More possible outcomes → more uncertainty.
Axiom 3: Additivity
This is the core axiom, and the one that leads uniquely to the logarithm.
Say you have two events, one will occur with probability $p$ and another will occur with probability $q$. If these two events are independent, then the occurrence of both of these together will be given by probability $p q$.
If we measure information of the combined event (both events happening together) using some function $H$, it will take that combined probabilities as input: $H(pq)$.
But that must be equal to the sum of information carried by each individual event (since they are independent).
This means whatever our function $H$ measures as information, it must satisfy the following:
$$H(pq) = H(p) + H(q)$$
The only continuous function satisfying this equation is:
$H(p) = K log(p)$ for some constant $K$
Proof:
Given the functional equation:
$$f(xy) = f(x) + f(y)$$
Step 1: Differentiate with respect to x
Differentiating both sides with respect to $x$:
$$\frac{\partial}{\partial x}[f(xy)] = \frac{\partial}{\partial x}[f(x) + f(y)]$$
$$f'(xy) \cdot y = f'(x)$$
Step 2: Differentiate with respect to y
Differentiating the result from Step 1 with respect to $y$:
$$\frac{\partial}{\partial y}[f'(xy) \cdot y] = \frac{\partial}{\partial y}[f'(x)]$$
$$f''(xy) \cdot xy + f'(xy) = 0$$
Step 3: Rearrange and substitute
Rearranging the equation:
$$f''(xy) \cdot xy = -f'(xy)$$
$$f''(xy) = -\frac{f'(xy)}{xy}$$
Let $z = xy$, then:
$$f''(z) = -\frac{f'(z)}{z}$$
Step 4: Solve the first-order differential equation
This is a first-order differential equation in $f'(z)$:
$$\frac{df'}{f'} = -\frac{dz}{z}$$
Integrating both sides:
$$\int \frac{df'}{f'} = -\int \frac{dz}{z}$$
$$\log(f') = -\log(z) + C$$
$$\log(f') = \log(z^{-1}) + C$$
Therefore:
$$f'(z) = \frac{K}{z}$$
where $K = e^C$ is a constant.
Step 5: Integrate to get f
Integrating to get $f$:
$$f(z) = \int \frac{A}{z} dz = K \log(z) + C$$
Since putting probability 1 should give us zero information, $C=0$
Therefore:
$$f(z) = K \log(z)$$
for some constant $K$.
From Single Events to Probability Distributions
So we've established that information from individual events must follow $H(p) = K \log(p)$ for some constant $K$. But Shannon entropy isn't about single events—it's about entire probability distributions.

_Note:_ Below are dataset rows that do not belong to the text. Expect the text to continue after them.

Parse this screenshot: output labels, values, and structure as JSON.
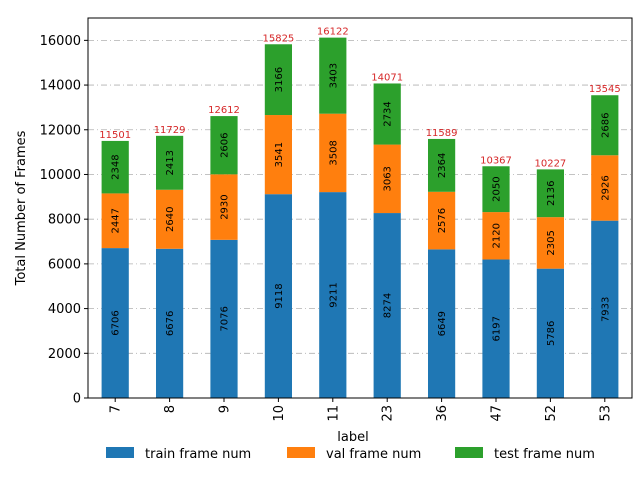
{
  "chart_data": {
    "type": "bar",
    "stacked": true,
    "title": "",
    "xlabel": "label",
    "ylabel": "Total Number of Frames",
    "ylim": [
      0,
      17000
    ],
    "yticks": [
      0,
      2000,
      4000,
      6000,
      8000,
      10000,
      12000,
      14000,
      16000
    ],
    "categories": [
      "7",
      "8",
      "9",
      "10",
      "11",
      "23",
      "36",
      "47",
      "52",
      "53"
    ],
    "series": [
      {
        "name": "train frame num",
        "color": "#1f77b4",
        "values": [
          6706,
          6676,
          7076,
          9118,
          9211,
          8274,
          6649,
          6197,
          5786,
          7933
        ]
      },
      {
        "name": "val frame num",
        "color": "#ff7f0e",
        "values": [
          2447,
          2640,
          2930,
          3541,
          3508,
          3063,
          2576,
          2120,
          2305,
          2926
        ]
      },
      {
        "name": "test frame num",
        "color": "#2ca02c",
        "values": [
          2348,
          2413,
          2606,
          3166,
          3403,
          2734,
          2364,
          2050,
          2136,
          2686
        ]
      }
    ],
    "totals": [
      11501,
      11729,
      12612,
      15825,
      16122,
      14071,
      11589,
      10367,
      10227,
      13545
    ],
    "total_label_color": "#d62728",
    "grid": "horizontal dashed",
    "legend_position": "bottom"
  }
}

Here's where the magic happens. If we have a system with outcomes having probabilities $p_1, p_2, \ldots, p_n$, what should the total information be? The expected information across all possible outcomes.
Since outcome $i$ occurs with probability $p_i$ and carries information $H(p_i) = K \log(p_i)$, the expected information is:
$$E[H] = \sum_{i=1}^n p_i \cdot K \log(p_i) = K \sum_{i=1}^n p_i \log(p_i)$$
But wait—this gives us negative values when $K > 0$ (since $\log(p_i) < 0$ for $0 < p_i < 1$), and we typically want information to be high when uncertainty is high. Shannon made a brilliant choice: he set $K = -1$ and used logarithm base 2 (Choice of 2 is purely made for convenience that enabled us to work with digital systems ), giving us:
$$H(p) = -\sum_{i=1}^n p_i \log_2(p_i)$$
Why This Choice is Perfect
The negative sign isn't arbitrary—it ensures that:
- High probability events (near certainty, $p \approx 1$) contribute little information ($-\log(1) = 0$)

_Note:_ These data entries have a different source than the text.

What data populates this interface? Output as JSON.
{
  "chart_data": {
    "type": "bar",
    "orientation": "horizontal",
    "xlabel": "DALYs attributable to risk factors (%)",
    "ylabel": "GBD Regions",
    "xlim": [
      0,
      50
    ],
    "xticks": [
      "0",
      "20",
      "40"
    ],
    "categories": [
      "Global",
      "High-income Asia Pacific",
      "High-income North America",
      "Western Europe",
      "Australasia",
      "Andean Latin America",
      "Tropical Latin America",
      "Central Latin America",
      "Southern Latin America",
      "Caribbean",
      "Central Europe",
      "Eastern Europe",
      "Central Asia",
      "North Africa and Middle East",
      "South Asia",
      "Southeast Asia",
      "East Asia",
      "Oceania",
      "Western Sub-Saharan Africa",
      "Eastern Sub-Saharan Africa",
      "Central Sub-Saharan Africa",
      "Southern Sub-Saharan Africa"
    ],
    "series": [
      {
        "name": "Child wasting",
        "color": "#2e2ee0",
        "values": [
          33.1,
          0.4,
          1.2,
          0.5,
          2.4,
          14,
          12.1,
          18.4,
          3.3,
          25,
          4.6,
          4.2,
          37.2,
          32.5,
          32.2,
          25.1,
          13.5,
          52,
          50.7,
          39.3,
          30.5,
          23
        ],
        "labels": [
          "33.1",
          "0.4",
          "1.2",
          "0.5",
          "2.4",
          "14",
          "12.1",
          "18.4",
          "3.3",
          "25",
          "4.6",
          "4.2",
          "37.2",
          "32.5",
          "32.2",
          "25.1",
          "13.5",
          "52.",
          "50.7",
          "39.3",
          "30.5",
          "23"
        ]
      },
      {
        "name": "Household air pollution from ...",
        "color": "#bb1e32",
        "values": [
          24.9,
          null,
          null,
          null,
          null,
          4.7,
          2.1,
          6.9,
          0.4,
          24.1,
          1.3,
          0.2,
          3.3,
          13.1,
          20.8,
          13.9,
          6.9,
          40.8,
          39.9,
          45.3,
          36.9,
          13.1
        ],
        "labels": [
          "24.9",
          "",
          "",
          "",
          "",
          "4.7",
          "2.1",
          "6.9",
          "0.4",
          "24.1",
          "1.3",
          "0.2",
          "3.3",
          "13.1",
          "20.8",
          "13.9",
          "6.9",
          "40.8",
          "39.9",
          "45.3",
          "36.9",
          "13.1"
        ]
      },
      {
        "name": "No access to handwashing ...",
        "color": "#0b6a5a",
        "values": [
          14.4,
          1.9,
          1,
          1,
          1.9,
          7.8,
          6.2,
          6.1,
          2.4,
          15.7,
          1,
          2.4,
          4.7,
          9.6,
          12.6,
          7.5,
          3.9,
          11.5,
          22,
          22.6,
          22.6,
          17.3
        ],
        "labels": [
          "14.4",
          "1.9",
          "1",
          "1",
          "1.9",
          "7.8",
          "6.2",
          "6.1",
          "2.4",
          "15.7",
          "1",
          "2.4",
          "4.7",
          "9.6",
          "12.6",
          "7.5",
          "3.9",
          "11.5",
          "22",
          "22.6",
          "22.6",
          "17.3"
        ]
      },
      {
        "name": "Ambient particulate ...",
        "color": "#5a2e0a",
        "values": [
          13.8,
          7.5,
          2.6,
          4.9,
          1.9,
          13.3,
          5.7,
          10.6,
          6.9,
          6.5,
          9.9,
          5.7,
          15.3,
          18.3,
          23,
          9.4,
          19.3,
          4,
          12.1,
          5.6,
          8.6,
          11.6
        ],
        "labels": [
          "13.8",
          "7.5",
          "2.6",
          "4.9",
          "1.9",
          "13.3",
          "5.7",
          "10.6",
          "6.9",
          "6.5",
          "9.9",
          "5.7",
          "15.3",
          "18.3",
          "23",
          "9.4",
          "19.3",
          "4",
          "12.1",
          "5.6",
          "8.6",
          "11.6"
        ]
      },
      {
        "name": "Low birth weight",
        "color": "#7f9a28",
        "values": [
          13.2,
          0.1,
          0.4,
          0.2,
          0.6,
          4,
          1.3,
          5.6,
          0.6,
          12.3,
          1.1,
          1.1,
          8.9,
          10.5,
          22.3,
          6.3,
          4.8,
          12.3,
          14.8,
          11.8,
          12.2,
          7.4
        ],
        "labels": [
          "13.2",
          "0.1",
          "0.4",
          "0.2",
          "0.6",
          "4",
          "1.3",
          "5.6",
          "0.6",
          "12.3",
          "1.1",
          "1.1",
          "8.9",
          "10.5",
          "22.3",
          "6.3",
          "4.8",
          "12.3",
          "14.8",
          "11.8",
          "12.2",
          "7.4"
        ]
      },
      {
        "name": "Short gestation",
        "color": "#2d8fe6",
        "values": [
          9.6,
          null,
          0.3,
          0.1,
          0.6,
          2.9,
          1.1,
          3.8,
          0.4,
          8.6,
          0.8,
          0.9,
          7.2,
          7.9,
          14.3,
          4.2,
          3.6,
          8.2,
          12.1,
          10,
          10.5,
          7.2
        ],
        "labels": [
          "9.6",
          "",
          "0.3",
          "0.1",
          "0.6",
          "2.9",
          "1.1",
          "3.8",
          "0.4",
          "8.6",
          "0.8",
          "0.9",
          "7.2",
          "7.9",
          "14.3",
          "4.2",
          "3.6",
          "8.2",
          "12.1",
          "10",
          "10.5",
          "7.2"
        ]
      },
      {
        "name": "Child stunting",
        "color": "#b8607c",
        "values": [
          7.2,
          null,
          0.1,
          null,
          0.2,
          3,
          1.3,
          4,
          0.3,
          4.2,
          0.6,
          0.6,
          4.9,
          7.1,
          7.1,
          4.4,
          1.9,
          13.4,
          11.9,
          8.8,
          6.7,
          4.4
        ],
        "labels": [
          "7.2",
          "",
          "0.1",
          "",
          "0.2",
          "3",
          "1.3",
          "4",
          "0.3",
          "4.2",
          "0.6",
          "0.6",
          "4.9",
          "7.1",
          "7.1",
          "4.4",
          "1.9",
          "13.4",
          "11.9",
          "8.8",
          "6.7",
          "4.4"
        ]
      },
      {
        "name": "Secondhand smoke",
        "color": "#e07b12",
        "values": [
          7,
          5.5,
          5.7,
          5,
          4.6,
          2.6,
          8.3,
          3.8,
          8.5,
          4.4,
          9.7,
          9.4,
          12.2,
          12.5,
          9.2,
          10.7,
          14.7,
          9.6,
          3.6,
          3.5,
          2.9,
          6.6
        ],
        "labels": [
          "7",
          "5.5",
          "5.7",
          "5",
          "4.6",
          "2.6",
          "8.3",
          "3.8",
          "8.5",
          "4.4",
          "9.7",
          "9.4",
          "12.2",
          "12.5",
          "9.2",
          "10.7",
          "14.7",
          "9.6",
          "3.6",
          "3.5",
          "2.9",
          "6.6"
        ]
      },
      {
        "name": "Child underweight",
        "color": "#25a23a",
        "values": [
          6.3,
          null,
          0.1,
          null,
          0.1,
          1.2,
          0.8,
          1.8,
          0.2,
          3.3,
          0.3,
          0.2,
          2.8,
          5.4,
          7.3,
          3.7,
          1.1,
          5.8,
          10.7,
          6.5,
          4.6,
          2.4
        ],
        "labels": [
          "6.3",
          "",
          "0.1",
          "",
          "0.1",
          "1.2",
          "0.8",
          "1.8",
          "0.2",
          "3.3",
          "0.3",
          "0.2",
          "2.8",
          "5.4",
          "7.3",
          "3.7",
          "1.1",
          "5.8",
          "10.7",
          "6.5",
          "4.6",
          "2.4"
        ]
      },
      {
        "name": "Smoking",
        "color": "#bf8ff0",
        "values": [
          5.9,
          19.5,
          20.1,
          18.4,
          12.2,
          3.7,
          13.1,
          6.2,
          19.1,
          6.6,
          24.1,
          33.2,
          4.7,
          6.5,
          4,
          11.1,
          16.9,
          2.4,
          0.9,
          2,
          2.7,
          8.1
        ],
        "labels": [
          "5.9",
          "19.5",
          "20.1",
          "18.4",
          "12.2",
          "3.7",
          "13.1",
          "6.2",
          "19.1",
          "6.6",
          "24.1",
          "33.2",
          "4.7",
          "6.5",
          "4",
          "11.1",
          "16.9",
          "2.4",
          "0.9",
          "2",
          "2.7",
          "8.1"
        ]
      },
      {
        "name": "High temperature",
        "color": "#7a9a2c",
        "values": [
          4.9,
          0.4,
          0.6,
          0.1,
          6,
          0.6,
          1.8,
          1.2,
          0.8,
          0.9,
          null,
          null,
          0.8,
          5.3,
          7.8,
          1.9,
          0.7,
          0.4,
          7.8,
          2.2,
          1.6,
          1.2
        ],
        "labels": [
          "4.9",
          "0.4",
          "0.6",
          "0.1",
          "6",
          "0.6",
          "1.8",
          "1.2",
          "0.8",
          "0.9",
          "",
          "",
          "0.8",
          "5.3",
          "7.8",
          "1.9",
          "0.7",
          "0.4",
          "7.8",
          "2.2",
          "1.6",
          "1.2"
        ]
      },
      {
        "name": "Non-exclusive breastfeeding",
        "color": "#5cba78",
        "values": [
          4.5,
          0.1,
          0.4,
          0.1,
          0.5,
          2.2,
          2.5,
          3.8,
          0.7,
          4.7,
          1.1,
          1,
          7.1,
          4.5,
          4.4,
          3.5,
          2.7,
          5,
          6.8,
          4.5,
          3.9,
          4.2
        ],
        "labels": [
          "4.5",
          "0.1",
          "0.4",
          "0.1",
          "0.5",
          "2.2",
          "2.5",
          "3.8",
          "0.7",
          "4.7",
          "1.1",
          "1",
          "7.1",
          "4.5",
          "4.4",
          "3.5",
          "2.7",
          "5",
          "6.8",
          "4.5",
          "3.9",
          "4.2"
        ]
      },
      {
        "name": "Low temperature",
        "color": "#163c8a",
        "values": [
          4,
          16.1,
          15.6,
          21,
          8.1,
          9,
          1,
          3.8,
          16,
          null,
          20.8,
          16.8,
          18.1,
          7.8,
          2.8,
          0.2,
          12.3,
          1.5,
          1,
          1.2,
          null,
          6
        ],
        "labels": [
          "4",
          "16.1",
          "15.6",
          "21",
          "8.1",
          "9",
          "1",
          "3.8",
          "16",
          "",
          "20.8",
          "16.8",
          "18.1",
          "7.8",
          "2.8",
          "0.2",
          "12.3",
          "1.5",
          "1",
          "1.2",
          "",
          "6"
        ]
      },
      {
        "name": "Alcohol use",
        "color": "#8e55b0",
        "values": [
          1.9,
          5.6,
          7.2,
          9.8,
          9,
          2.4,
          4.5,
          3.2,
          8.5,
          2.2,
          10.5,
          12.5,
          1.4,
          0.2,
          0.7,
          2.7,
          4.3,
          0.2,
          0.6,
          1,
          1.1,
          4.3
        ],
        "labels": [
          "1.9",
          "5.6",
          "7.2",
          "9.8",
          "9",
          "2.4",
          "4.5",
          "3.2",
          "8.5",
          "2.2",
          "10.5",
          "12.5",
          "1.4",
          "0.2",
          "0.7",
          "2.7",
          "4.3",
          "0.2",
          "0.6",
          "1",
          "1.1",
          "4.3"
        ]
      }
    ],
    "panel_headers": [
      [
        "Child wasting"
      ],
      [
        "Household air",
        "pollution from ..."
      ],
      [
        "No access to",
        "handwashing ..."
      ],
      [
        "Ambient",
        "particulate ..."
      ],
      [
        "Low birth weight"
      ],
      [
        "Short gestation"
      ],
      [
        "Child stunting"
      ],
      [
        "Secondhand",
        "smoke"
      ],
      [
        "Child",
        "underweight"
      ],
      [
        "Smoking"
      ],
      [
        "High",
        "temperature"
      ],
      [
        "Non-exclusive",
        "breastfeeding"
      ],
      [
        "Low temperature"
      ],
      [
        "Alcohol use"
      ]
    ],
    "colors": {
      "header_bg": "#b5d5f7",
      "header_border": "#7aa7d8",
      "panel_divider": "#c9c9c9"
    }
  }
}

- Low probability events (surprises, $p \approx 0$) contribute lots of information ($-\log(p) \to \infty$ as $p \to 0$)
The base-2 logarithm gives us information in bits.
The Dopamine Hit
The profound realization is that the logarithm isn't just Shannon's choice—it's forced by the nature of information itself. Any measure of information that behaves sensibly (continuously, additively, monotonically) must be logarithmic.

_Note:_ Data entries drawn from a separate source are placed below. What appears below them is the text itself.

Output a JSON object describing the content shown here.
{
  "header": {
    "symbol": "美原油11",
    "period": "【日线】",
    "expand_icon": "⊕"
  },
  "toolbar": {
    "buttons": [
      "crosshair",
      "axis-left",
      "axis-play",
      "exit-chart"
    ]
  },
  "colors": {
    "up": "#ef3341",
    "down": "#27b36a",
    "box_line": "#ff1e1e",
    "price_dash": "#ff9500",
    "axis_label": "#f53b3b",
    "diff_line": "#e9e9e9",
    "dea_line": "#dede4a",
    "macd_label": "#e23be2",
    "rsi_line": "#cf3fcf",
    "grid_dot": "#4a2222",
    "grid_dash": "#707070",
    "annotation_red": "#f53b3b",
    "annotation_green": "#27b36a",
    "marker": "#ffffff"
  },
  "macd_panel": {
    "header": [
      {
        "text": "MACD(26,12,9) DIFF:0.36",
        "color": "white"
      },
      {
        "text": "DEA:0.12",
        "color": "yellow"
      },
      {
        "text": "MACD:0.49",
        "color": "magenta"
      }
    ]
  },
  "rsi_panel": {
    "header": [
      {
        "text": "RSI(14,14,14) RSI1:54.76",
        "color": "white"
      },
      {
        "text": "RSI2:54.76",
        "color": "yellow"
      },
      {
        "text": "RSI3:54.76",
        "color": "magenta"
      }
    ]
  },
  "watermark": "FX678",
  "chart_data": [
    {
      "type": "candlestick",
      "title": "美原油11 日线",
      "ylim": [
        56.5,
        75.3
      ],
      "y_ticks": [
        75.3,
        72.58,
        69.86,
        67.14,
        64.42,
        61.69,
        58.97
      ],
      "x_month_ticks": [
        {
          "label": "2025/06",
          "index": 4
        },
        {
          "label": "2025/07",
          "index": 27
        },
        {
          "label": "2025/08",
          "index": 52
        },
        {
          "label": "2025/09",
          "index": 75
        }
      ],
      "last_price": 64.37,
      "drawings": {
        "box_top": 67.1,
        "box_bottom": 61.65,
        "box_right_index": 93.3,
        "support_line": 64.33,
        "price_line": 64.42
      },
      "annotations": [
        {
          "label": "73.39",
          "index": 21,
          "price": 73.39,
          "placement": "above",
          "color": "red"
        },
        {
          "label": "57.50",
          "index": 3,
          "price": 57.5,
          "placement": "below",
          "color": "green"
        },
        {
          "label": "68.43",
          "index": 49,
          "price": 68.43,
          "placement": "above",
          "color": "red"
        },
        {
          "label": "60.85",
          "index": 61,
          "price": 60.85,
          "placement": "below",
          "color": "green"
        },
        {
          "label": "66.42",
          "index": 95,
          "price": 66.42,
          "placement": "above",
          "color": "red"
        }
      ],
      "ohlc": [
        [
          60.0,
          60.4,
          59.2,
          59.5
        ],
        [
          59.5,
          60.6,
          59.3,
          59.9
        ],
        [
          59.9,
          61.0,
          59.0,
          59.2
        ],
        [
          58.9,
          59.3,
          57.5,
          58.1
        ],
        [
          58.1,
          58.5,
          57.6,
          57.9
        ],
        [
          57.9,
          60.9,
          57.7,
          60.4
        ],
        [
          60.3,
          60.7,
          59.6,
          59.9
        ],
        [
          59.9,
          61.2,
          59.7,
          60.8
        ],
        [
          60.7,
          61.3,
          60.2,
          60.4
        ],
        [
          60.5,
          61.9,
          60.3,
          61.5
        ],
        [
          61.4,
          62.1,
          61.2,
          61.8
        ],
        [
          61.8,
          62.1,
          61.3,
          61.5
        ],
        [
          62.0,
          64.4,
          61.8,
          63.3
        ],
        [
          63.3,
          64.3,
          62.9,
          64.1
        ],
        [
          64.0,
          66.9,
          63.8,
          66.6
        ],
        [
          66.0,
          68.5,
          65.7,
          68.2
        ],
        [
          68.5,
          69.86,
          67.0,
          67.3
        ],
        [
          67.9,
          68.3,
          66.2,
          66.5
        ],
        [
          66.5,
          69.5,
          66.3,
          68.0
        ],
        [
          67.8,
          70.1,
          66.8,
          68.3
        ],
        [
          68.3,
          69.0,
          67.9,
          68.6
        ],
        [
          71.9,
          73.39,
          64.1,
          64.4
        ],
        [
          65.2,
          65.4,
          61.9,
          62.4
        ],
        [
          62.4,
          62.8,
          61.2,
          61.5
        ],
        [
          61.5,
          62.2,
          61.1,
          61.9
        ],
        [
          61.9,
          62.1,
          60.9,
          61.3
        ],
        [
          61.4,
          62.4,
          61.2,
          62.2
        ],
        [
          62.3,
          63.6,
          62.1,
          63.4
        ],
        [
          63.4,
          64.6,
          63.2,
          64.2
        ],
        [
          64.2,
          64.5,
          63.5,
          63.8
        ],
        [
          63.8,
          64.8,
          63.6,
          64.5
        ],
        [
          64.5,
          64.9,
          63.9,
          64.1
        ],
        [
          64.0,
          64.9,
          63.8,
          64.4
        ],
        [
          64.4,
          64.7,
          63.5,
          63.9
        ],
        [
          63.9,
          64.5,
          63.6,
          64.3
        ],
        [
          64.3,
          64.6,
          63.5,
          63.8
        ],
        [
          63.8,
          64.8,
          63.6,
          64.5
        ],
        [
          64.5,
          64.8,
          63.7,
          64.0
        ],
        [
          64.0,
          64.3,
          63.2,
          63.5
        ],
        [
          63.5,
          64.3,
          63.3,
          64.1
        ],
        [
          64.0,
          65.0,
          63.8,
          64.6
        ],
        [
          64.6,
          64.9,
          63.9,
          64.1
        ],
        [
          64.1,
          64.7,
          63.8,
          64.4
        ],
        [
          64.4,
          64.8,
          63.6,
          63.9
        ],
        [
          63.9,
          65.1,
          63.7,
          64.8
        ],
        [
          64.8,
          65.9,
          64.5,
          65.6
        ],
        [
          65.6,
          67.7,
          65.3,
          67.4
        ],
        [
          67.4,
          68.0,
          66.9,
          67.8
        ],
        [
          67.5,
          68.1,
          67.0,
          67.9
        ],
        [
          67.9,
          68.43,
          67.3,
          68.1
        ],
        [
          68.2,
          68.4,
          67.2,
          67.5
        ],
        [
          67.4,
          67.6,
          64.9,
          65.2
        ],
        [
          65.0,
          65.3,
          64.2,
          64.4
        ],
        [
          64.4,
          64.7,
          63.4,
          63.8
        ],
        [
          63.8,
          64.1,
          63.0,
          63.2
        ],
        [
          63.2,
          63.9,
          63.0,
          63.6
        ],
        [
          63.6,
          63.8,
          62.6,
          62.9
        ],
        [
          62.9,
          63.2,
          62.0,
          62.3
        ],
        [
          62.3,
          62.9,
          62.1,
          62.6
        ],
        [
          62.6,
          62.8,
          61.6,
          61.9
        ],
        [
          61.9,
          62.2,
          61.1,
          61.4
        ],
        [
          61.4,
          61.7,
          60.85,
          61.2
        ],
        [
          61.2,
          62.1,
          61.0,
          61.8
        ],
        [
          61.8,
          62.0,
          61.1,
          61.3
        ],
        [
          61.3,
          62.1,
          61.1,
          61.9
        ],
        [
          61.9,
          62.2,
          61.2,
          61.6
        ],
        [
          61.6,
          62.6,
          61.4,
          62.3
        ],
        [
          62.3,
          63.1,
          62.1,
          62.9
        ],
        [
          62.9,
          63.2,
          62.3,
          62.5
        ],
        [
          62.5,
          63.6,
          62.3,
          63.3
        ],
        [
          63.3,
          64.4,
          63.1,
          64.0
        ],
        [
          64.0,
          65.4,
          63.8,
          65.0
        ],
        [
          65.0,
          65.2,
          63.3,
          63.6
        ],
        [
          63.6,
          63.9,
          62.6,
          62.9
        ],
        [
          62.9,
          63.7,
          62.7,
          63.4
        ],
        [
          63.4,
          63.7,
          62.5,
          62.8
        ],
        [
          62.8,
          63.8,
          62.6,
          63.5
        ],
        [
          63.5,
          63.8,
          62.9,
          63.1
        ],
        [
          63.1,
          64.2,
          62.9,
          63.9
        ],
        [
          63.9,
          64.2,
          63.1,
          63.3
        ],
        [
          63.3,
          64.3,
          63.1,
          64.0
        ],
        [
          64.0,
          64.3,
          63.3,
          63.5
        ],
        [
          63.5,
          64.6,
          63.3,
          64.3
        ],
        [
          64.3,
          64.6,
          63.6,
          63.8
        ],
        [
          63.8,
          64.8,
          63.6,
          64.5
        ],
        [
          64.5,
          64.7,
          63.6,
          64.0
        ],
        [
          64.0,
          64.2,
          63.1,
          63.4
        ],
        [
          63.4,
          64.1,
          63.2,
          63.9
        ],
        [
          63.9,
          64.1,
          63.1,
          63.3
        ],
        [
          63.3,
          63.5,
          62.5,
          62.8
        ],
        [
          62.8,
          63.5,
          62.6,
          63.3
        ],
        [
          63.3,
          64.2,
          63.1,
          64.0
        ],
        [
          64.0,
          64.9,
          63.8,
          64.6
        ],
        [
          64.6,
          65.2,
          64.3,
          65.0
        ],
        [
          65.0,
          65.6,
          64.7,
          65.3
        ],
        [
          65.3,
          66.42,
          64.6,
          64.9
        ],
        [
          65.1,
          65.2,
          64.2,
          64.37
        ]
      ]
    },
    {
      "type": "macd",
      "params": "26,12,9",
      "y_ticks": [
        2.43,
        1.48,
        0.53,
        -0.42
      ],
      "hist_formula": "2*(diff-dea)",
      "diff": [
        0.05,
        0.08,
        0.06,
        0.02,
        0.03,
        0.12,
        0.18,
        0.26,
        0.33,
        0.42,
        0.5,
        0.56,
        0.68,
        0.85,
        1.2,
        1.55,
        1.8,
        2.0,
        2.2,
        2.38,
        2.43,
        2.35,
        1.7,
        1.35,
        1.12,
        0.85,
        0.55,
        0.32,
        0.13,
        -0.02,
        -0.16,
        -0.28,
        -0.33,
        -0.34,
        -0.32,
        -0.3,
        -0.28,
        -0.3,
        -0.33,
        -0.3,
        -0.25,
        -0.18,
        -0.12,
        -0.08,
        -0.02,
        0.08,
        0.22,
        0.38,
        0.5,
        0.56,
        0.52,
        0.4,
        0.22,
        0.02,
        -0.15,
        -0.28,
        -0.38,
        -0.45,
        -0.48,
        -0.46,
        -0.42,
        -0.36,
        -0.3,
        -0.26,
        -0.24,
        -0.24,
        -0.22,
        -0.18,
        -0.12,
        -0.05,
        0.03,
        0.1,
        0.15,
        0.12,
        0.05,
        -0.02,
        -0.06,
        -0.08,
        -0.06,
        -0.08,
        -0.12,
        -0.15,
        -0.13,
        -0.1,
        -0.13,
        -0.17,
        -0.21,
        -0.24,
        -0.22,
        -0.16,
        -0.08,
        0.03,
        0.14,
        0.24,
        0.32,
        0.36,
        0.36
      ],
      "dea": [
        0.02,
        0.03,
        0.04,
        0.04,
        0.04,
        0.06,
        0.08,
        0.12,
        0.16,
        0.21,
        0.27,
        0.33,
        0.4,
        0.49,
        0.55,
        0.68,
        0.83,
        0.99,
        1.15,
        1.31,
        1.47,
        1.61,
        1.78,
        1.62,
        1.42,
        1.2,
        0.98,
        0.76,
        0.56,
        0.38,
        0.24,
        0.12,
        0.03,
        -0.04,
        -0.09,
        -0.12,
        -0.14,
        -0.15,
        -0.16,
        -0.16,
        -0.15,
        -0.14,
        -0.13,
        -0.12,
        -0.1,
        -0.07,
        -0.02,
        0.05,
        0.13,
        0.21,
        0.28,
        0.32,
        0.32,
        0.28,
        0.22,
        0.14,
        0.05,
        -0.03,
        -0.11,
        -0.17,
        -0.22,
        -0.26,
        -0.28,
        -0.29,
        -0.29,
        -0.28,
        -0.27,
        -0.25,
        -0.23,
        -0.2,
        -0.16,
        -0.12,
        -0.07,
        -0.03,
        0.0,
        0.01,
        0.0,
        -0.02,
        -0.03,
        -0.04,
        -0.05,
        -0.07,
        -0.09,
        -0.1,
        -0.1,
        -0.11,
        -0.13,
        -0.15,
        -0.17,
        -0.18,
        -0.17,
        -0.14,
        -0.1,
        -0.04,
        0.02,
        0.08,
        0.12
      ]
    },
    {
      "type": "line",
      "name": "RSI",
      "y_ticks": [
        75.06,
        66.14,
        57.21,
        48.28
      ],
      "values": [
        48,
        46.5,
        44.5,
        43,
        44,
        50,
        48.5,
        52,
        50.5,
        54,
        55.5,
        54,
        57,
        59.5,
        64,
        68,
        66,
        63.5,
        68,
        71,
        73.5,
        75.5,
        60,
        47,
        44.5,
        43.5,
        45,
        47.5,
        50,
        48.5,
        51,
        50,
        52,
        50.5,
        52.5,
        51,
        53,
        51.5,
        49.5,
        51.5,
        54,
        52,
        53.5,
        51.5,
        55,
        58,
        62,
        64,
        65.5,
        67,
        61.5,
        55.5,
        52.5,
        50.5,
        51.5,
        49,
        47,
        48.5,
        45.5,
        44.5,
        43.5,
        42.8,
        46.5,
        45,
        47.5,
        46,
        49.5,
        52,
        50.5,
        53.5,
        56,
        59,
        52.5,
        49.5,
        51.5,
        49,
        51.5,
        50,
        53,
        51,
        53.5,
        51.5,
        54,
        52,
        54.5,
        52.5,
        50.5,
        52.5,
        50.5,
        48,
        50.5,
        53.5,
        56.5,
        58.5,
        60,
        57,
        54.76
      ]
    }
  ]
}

The universe didn't just happen to work out this way. The structure of uncertainty, probability, and information demands the logarithm. Shannon didn't invent entropy; he discovered its mathematical essence.
That's the week-long dose of dopamine you were after: realizing that you understood the real "why" behind one of the most important formulas in science.